The key is a name of the menu item. The groups tag allows you to define an array of items. This renders as:

Headers

Within the groups tag you're also allowed to set header-tags:

groups:
  - header: local_production
    items:
      households_solar_pv_solar_radiation_demand:
        unit: TJ
      households_final_demand_solar_thermal_demand:
        unit: TJ

  - header: heat_network_supply
    items:
      households_collective_chp_network_gas_demand:
        unit: TJ
      households_collective_chp_wood_pellets_demand:
        unit: TJ
      households_collective_chp_biogas_demand:
        unit: TJ
      households_collective_geothermal_demand:
        unit: TJ

This allows you to add a header between two series of items.

Items

Items are either direct 'sparse graph' keys (i.e. the value users fill in for this key are mapped one-to-one to a node/edge in the ETM graph) or they are not.

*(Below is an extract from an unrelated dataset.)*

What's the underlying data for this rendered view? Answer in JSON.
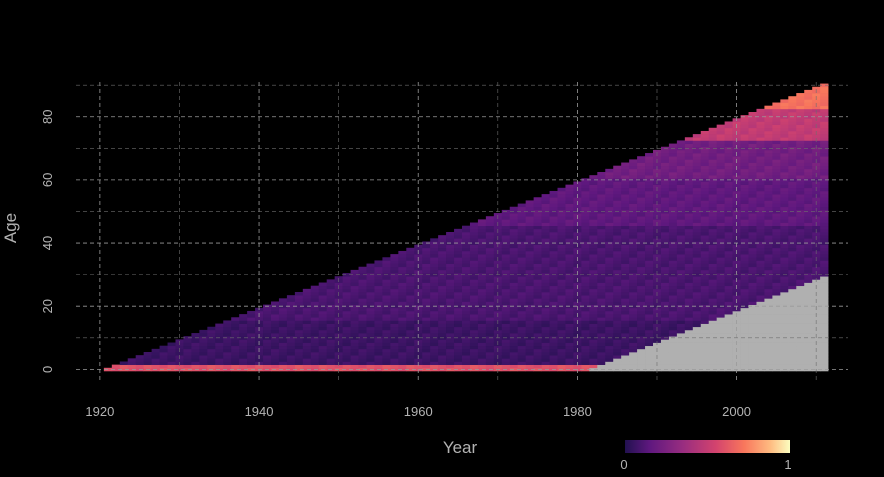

A direct one-to-one sparse graph key directly relates to a Node or an Edge in Atlas in combination with an attribute. All one-to-one interface elements are named like so: <node/edge name>_attribute. For example, the interface element named households_final_demand_network_gas_demand directly sets the demand of the node households_final_demand_network_gas.

The other option is to define a custom item key. By convention, custom keys start with input_. Custom keys can be used if directly setting a node/edge value is not intuitive for users. Take for example the node energy_power_supercritical_coal_production. In the ETM graph the demand of this node equals the primary demand of the coal power plant, i.e. how much coal goes into the plant. The user is unlikely to know this, but may know how much electricity is produced by the power plant. So rather than adding a key named energy_power_supercritical_coal_production_demand to the ETLocal front-end (which would directly set the primary demand of the coal power plant) we create a custom key called input_energy_power_supercritical_coal_production.

In this input field the user can specify how much electricity the coal power plant produces. We can then use a sparse graph query to convert this user input to the appropriate node demand. In this case we can do so by dividing the user input (i.e. the total electricity production) by the electricity output efficiency of the energy_power_supercritical_coal_production node. This will give us the nodes' primary demand.